Manchester United's Left-Back Solution: Harry Amass
Manchester United’s search for a new left-back is gathering pace, but one former Red Devil insists the answer is already in the building – and his name is Harry Amass.
INEOS are preparing for a busy summer. The headline work sits in midfield, where a deal for Atalanta’s all-action Ederson is already in place and talks continue over West Ham prospect Mateus Fernandes. Michael Carrick’s engine room is being rebuilt, piece by piece.
But the defence cannot wait its turn.
Patrick Dorgu’s successful shift further up the pitch has stripped Carrick of a natural understudy to Luke Shaw. At 30, Shaw stands as the only senior left-back in the squad, a pillar who has finally enjoyed the kind of season his talent always promised: every Premier League game started, no serious setbacks, a consistent presence down the flank.
The catch? United know this year has been the exception, not the rule.
No European football and early exits from the domestic cups kept the calendar forgiving. Next season will be nothing like it. Champions League qualification, secured with a third-place finish, drags midweek football back to Old Trafford and piles strain on a body that has broken down too often in the past.
Inside the club, there is a clear acceptance: Shaw cannot be run into the ground again. His minutes must be managed. His workload must be controlled. The days of simply hoping he stays fit are over.
So the recruitment team has turned its gaze to youth. Lewis Hall at Newcastle United and Arsenal’s Myles Lewis-Skelly sit high on the list, with Eintracht Frankfurt’s Nathaniel Brown and Barcelona’s Alejandro Balde monitored from abroad. Hall, in particular, would come at a premium, with a fee that could climb towards £70 million.
And yet, while the scouting network scours Europe, Charlie McNeill is looking across the Carrington pitches and wondering why United are reaching for the chequebook at all.
“He’s a joke, honestly. He’s so good, on the ball he’s ridiculous and he’s not shy of putting a tackle in.”
McNeill, a United academy product now at Sheffield Wednesday, is talking about Amass, the 19-year-old left-back who has quietly been building a compelling case of his own.
Amass arrived from Watford in 2023 with a glowing reputation from their academy and wasted little time making an impression. Under Ruben Amorim last year, he stepped into the senior side, debuting in a 3-0 win over Leicester City and going on to collect ten appearances across all competitions. Not a token taste, but a genuine introduction.
His summer with the first team in pre-season convinced United he needed regular senior football, not another year of youth games. Sheffield Wednesday became the chosen proving ground, and in a bleak, grinding campaign in Yorkshire, the teenager became a rare highlight.
Back-to-back Player of the Month awards in November and December told their own story. Week after week, he attacked with purpose, defended with bite, and played with a composure that belied his age. At Hillsborough, he didn’t just survive men’s football; he took hold of it.

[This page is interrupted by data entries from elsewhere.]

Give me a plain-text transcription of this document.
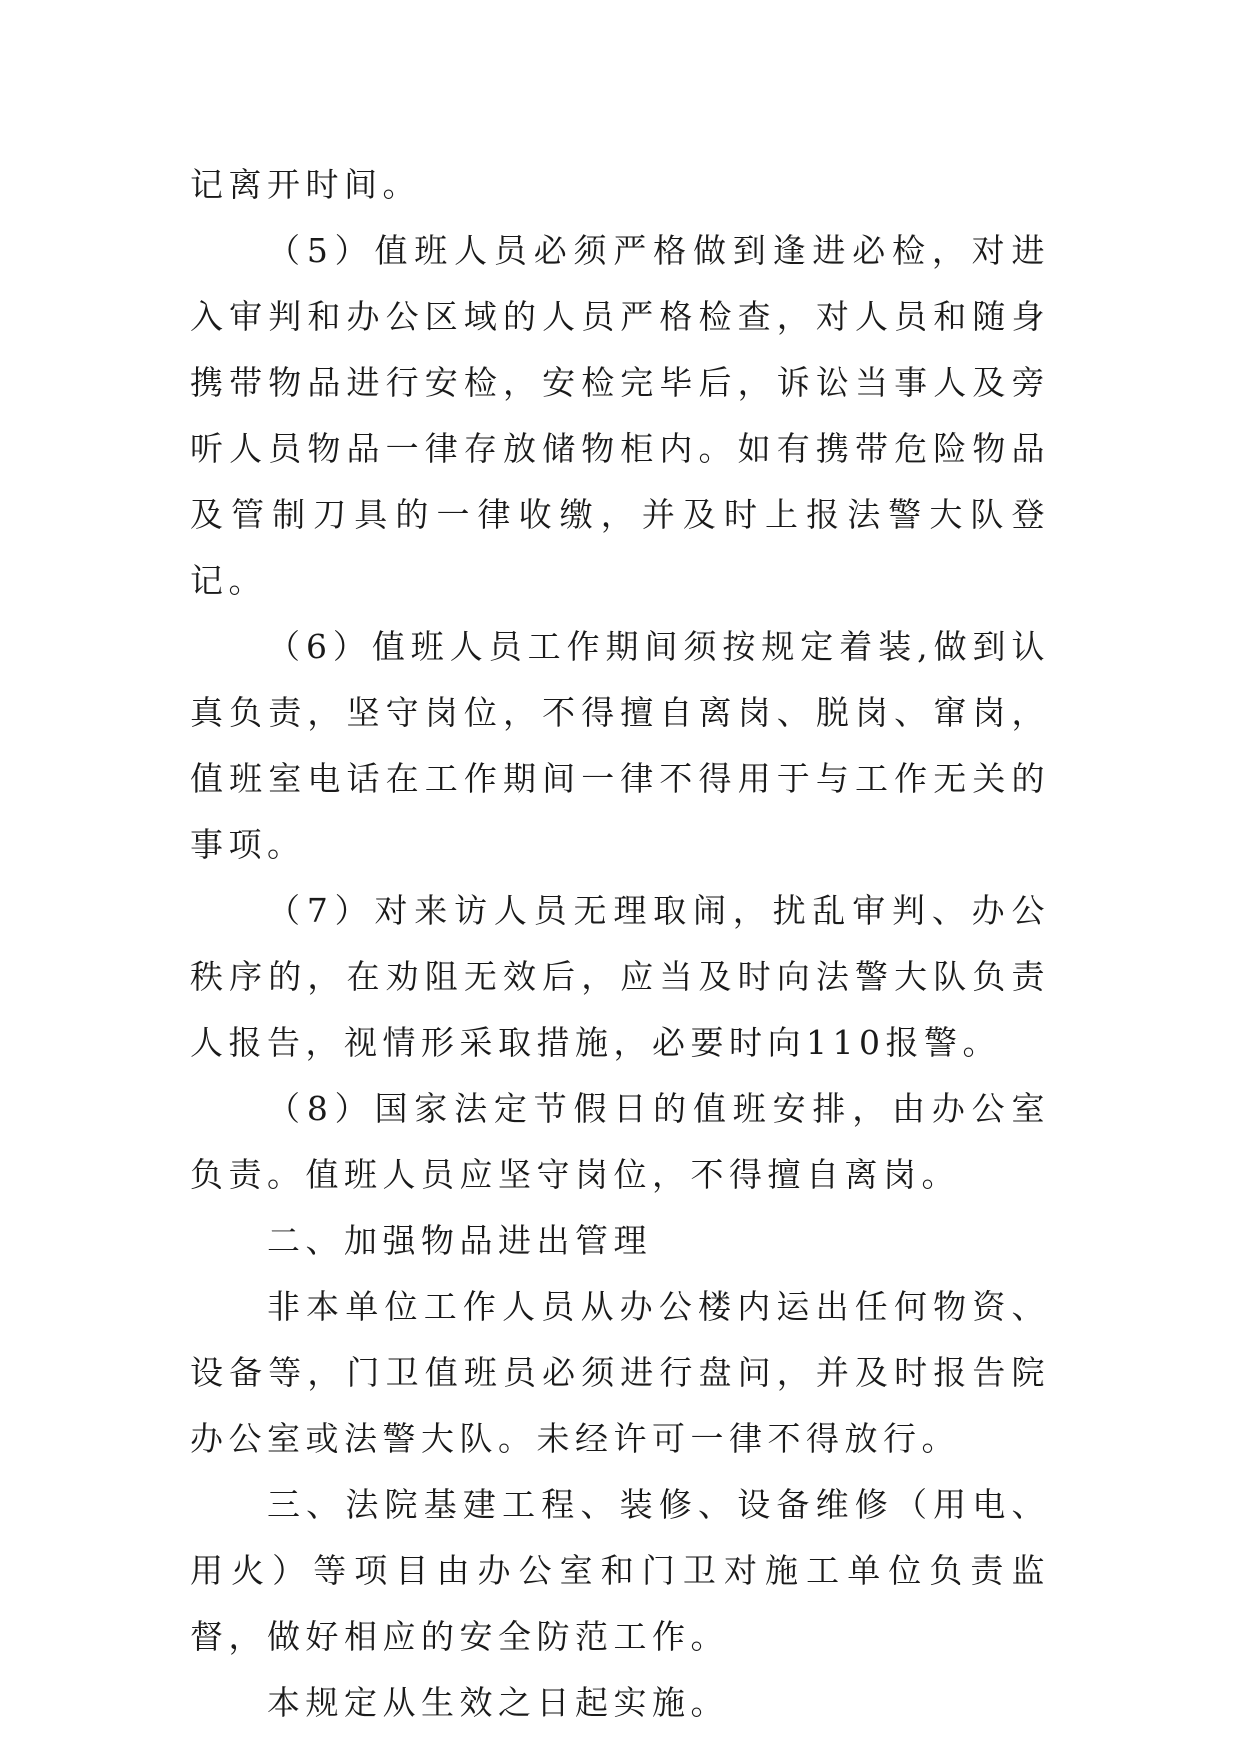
记离开时间。

（5）值班人员必须严格做到逢进必检，对进入审判和办公区域的人员严格检查，对人员和随身携带物品进行安检，安检完毕后，诉讼当事人及旁听人员物品一律存放储物柜内。如有携带危险物品及管制刀具的一律收缴，并及时上报法警大队登记。

（6）值班人员工作期间须按规定着装,做到认真负责，坚守岗位，不得擅自离岗、脱岗、窜岗，值班室电话在工作期间一律不得用于与工作无关的事项。

（7）对来访人员无理取闹，扰乱审判、办公秩序的，在劝阻无效后，应当及时向法警大队负责人报告，视情形采取措施，必要时向110报警。

（8）国家法定节假日的值班安排，由办公室负责。值班人员应坚守岗位，不得擅自离岗。

二、加强物品进出管理

非本单位工作人员从办公楼内运出任何物资、设备等，门卫值班员必须进行盘问，并及时报告院办公室或法警大队。未经许可一律不得放行。

三、法院基建工程、装修、设备维修（用电、用火）等项目由办公室和门卫对施工单位负责监督，做好相应的安全防范工作。

本规定从生效之日起实施。
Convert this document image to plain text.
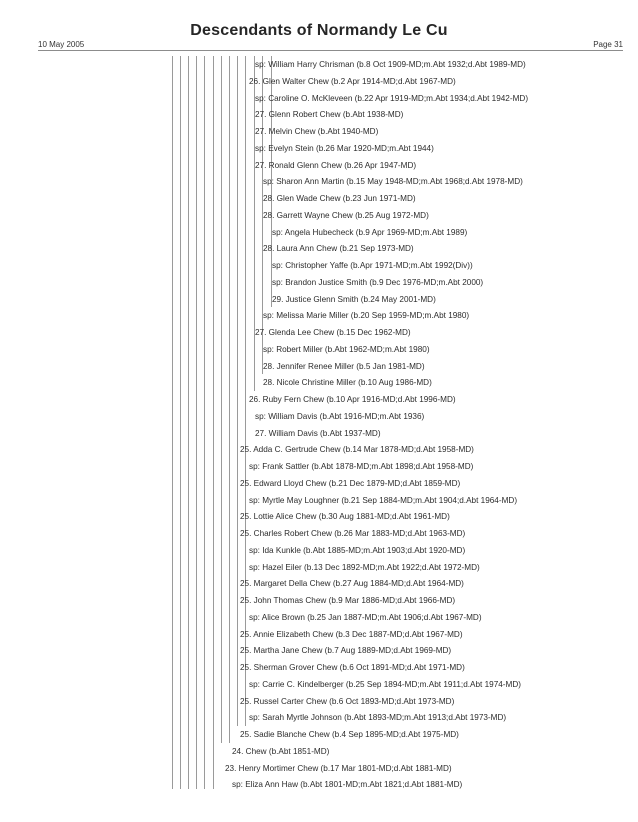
Descendants of Normandy Le Cu
10 May 2005	Page 31
sp: William Harry Chrisman (b.8 Oct 1909-MD;m.Abt 1932;d.Abt 1989-MD)
26. Glen Walter Chew (b.2 Apr 1914-MD;d.Abt 1967-MD)
sp: Caroline O. McKleveen (b.22 Apr 1919-MD;m.Abt 1934;d.Abt 1942-MD)
27. Glenn Robert Chew (b.Abt 1938-MD)
27. Melvin Chew (b.Abt 1940-MD)
sp: Evelyn Stein (b.26 Mar 1920-MD;m.Abt 1944)
27. Ronald Glenn Chew (b.26 Apr 1947-MD)
sp: Sharon Ann Martin (b.15 May 1948-MD;m.Abt 1968;d.Abt 1978-MD)
28. Glen Wade Chew (b.23 Jun 1971-MD)
28. Garrett Wayne Chew (b.25 Aug 1972-MD)
sp: Angela Hubecheck (b.9 Apr 1969-MD;m.Abt 1989)
28. Laura Ann Chew (b.21 Sep 1973-MD)
sp: Christopher Yaffe (b.Apr 1971-MD;m.Abt 1992(Div))
sp: Brandon Justice Smith (b.9 Dec 1976-MD;m.Abt 2000)
29. Justice Glenn Smith (b.24 May 2001-MD)
sp: Melissa Marie Miller (b.20 Sep 1959-MD;m.Abt 1980)
27. Glenda Lee Chew (b.15 Dec 1962-MD)
sp: Robert Miller (b.Abt 1962-MD;m.Abt 1980)
28. Jennifer Renee Miller (b.5 Jan 1981-MD)
28. Nicole Christine Miller (b.10 Aug 1986-MD)
26. Ruby Fern Chew (b.10 Apr 1916-MD;d.Abt 1996-MD)
sp: William Davis (b.Abt 1916-MD;m.Abt 1936)
27. William Davis (b.Abt 1937-MD)
25. Adda C. Gertrude Chew (b.14 Mar 1878-MD;d.Abt 1958-MD)
sp: Frank Sattler (b.Abt 1878-MD;m.Abt 1898;d.Abt 1958-MD)
25. Edward Lloyd Chew (b.21 Dec 1879-MD;d.Abt 1859-MD)
sp: Myrtle May Loughner (b.21 Sep 1884-MD;m.Abt 1904;d.Abt 1964-MD)
25. Lottie Alice Chew (b.30 Aug 1881-MD;d.Abt 1961-MD)
25. Charles Robert Chew (b.26 Mar 1883-MD;d.Abt 1963-MD)
sp: Ida Kunkle (b.Abt 1885-MD;m.Abt 1903;d.Abt 1920-MD)
sp: Hazel Eiler (b.13 Dec 1892-MD;m.Abt 1922;d.Abt 1972-MD)
25. Margaret Della Chew (b.27 Aug 1884-MD;d.Abt 1964-MD)
25. John Thomas Chew (b.9 Mar 1886-MD;d.Abt 1966-MD)
sp: Alice Brown (b.25 Jan 1887-MD;m.Abt 1906;d.Abt 1967-MD)
25. Annie Elizabeth Chew (b.3 Dec 1887-MD;d.Abt 1967-MD)
25. Martha Jane Chew (b.7 Aug 1889-MD;d.Abt 1969-MD)
25. Sherman Grover Chew (b.6 Oct 1891-MD;d.Abt 1971-MD)
sp: Carrie C. Kindelberger (b.25 Sep 1894-MD;m.Abt 1911;d.Abt 1974-MD)
25. Russel Carter Chew (b.6 Oct 1893-MD;d.Abt 1973-MD)
sp: Sarah Myrtle Johnson (b.Abt 1893-MD;m.Abt 1913;d.Abt 1973-MD)
25. Sadie Blanche Chew (b.4 Sep 1895-MD;d.Abt 1975-MD)
24. Chew (b.Abt 1851-MD)
23. Henry Mortimer Chew (b.17 Mar 1801-MD;d.Abt 1881-MD)
sp: Eliza Ann Haw (b.Abt 1801-MD;m.Abt 1821;d.Abt 1881-MD)
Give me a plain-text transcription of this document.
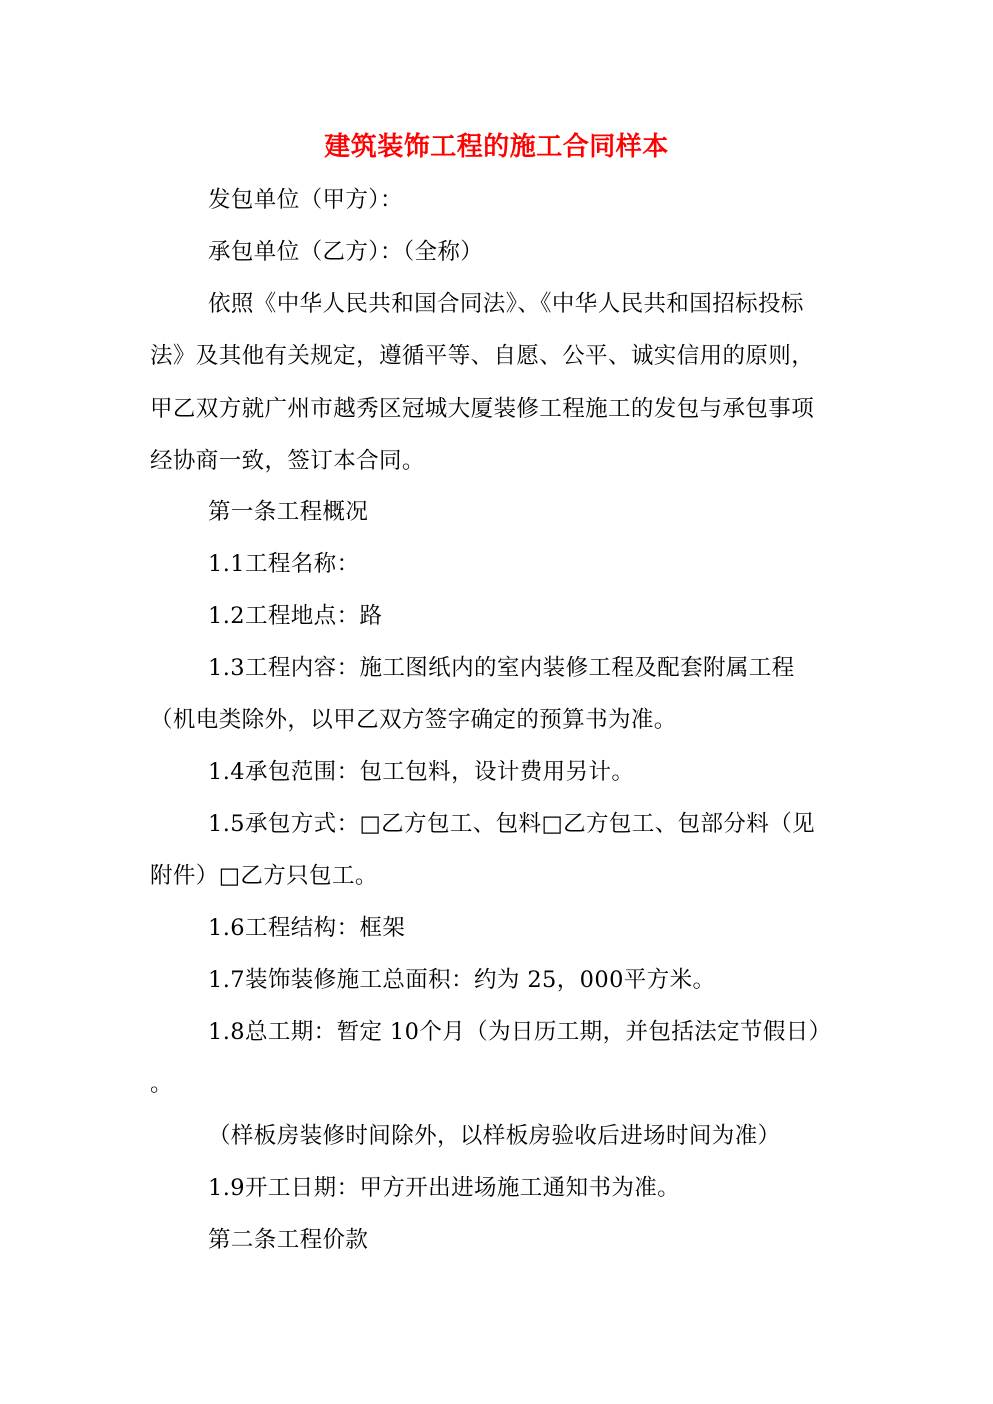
建筑装饰工程的施工合同样本
发包单位（甲方）：
承包单位（乙方）：（全称）
依照《中华人民共和国合同法》、《中华人民共和国招标投标
法》及其他有关规定，遵循平等、自愿、公平、诚实信用的原则，
甲乙双方就广州市越秀区冠城大厦装修工程施工的发包与承包事项
经协商一致，签订本合同。
第一条工程概况
1.1工程名称：
1.2工程地点：路
1.3工程内容：施工图纸内的室内装修工程及配套附属工程
（机电类除外，以甲乙双方签字确定的预算书为准。
1.4承包范围：包工包料，设计费用另计。
1.5承包方式：□乙方包工、包料□乙方包工、包部分料（见
附件）□乙方只包工。
1.6工程结构：框架
1.7装饰装修施工总面积：约为 25，000平方米。
1.8总工期：暂定 10个月（为日历工期，并包括法定节假日）
。
（样板房装修时间除外，以样板房验收后进场时间为准）
1.9开工日期：甲方开出进场施工通知书为准。
第二条工程价款
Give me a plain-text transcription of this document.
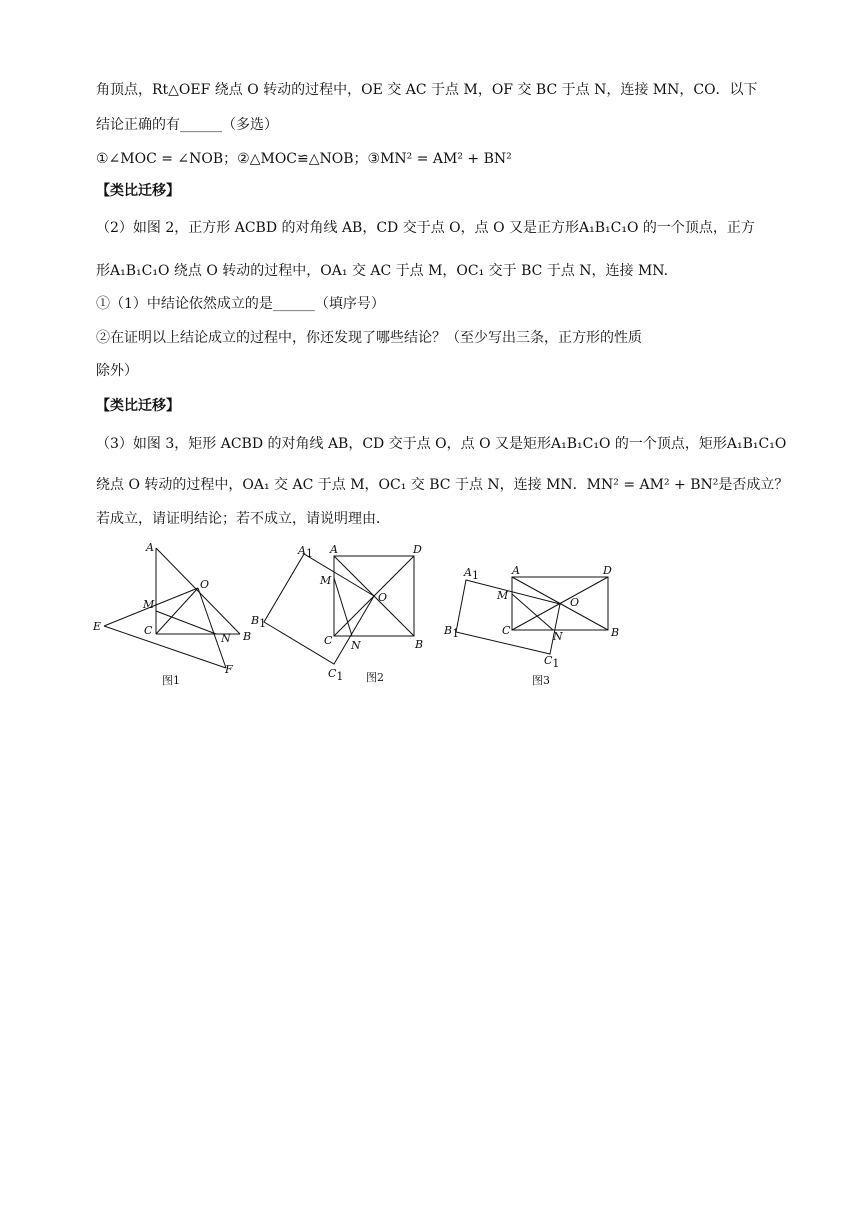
角顶点，Rt△OEF 绕点 O 转动的过程中，OE 交 AC 于点 M，OF 交 BC 于点 N，连接 MN，CO．以下
结论正确的有______（多选）
①∠MOC = ∠NOB；②△MOC≌△NOB；③MN² = AM² + BN²
【类比迁移】
（2）如图 2，正方形 ACBD 的对角线 AB，CD 交于点 O，点 O 又是正方形A₁B₁C₁O 的一个顶点，正方
形A₁B₁C₁O 绕点 O 转动的过程中，OA₁ 交 AC 于点 M，OC₁ 交于 BC 于点 N，连接 MN.
①（1）中结论依然成立的是______（填序号）
②在证明以上结论成立的过程中，你还发现了哪些结论？（至少写出三条，正方形的性质
除外）
【类比迁移】
（3）如图 3，矩形 ACBD 的对角线 AB，CD 交于点 O，点 O 又是矩形A₁B₁C₁O 的一个顶点，矩形A₁B₁C₁O
绕点 O 转动的过程中，OA₁ 交 AC 于点 M，OC₁ 交 BC 于点 N，连接 MN．MN² = AM² + BN²是否成立？
若成立，请证明结论；若不成立，请说明理由．
A
O
M
E	C
N B
F
图1
A1 A	D
M
O
B1
C N	B
C1 图2
A1	A	D
M
O
B1	C	N	B
C1
图3
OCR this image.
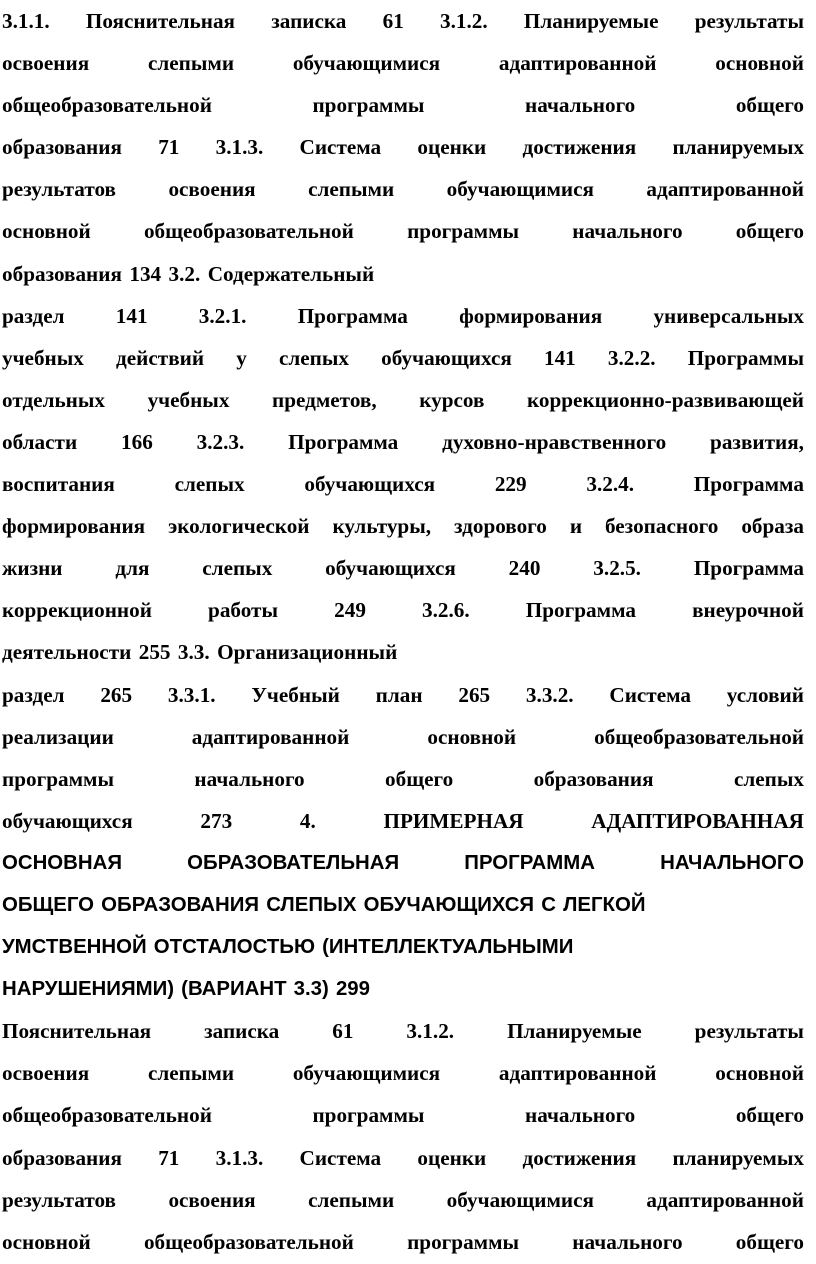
3.1.1. Пояснительная записка 61 3.1.2. Планируемые результаты
освоения	слепыми	обучающимися	адаптированной	основной
общеобразовательной	программы	начального	общего
образования 71 3.1.3. Система оценки достижения планируемых
результатов освоения слепыми обучающимися адаптированной
основной	общеобразовательной	программы	начального	общего
образования 134 3.2. Содержательный
раздел 141 3.2.1. Программа формирования универсальных
учебных действий у слепых обучающихся 141 3.2.2. Программы
отдельных учебных предметов, курсов коррекционно-развивающей
области 166 3.2.3. Программа духовно-нравственного развития,
воспитания	слепых	обучающихся	229	3.2.4.	Программа
формирования экологической культуры, здорового и безопасного образа
жизни для слепых обучающихся 240 3.2.5. Программа
коррекционной	работы	249	3.2.6.	Программа	внеурочной
деятельности 255 3.3. Организационный
раздел 265 3.3.1. Учебный план 265 3.3.2. Система условий
реализации	адаптированной	основной	общеобразовательной
программы	начального	общего	образования	слепых
обучающихся	273	4.	ПРИМЕРНАЯ	АДАПТИРОВАННАЯ
ОСНОВНАЯ	ОБРАЗОВАТЕЛЬНАЯ	ПРОГРАММА	НАЧАЛЬНОГО
ОБЩЕГО ОБРАЗОВАНИЯ СЛЕПЫХ ОБУЧАЮЩИХСЯ С ЛЕГКОЙ
УМСТВЕННОЙ ОТСТАЛОСТЬЮ (ИНТЕЛЛЕКТУАЛЬНЫМИ
НАРУШЕНИЯМИ) (ВАРИАНТ 3.3) 299
Пояснительная записка 61 3.1.2. Планируемые результаты
освоения	слепыми	обучающимися	адаптированной	основной
общеобразовательной	программы	начального	общего
образования 71 3.1.3. Система оценки достижения планируемых
результатов освоения слепыми обучающимися адаптированной
основной	общеобразовательной	программы	начального	общего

Wednesday wanted to keep him. They had seen enough. United had seen enough as well – enough to bring him back in January and send him on a new loan to Norwich City, another step up, another test.
The start at Carrow Road looked promising. Then came the kind of twist that can derail a young career: a serious hamstring injury just days after his debut for the Canaries. Season over. Momentum halted.
What happened next mattered as much as anything he had done on the pitch.
There have long been murmurs about Amass’s physicality, whether his frame could cope with the demands of elite football. The rehab period became an answer. He attacked the work off the pitch, building strength, addressing those doubts head-on. Inside the club, the view is that he has made major strides in that department.
McNeill, having shared a dressing room with him at Wednesday, is convinced. He describes Amass as “good enough to have a future” at Old Trafford, and it is not empty praise from a distant observer. He has watched him train, compete, and dominate at Championship level.
Technically, Amass mirrors Shaw in several ways. He is comfortable receiving under pressure, drives forward with the ball, and has the passing range to knit attacks together from deep. He is not just a runner on the overlap; he is a footballer who wants the ball, who can dictate from the flank.
That is exactly the profile United are preparing to spend heavily on in the market.
This summer, though, Amass will not be hidden away. Carrick plans to give him a genuine shot in pre-season, a window to show he can step into the rotation rather than disappear on another loan. With Shaw’s minutes under scrutiny and the fixture list swelling, the opportunity is real.
If he takes it, if McNeill’s glowing assessment proves accurate under the harsher lights of Old Trafford, United may discover that the solution to their left-back dilemma has been in their own dressing room all along – and that the £70 million earmarked for Lewis Hall can be pointed somewhere else entirely.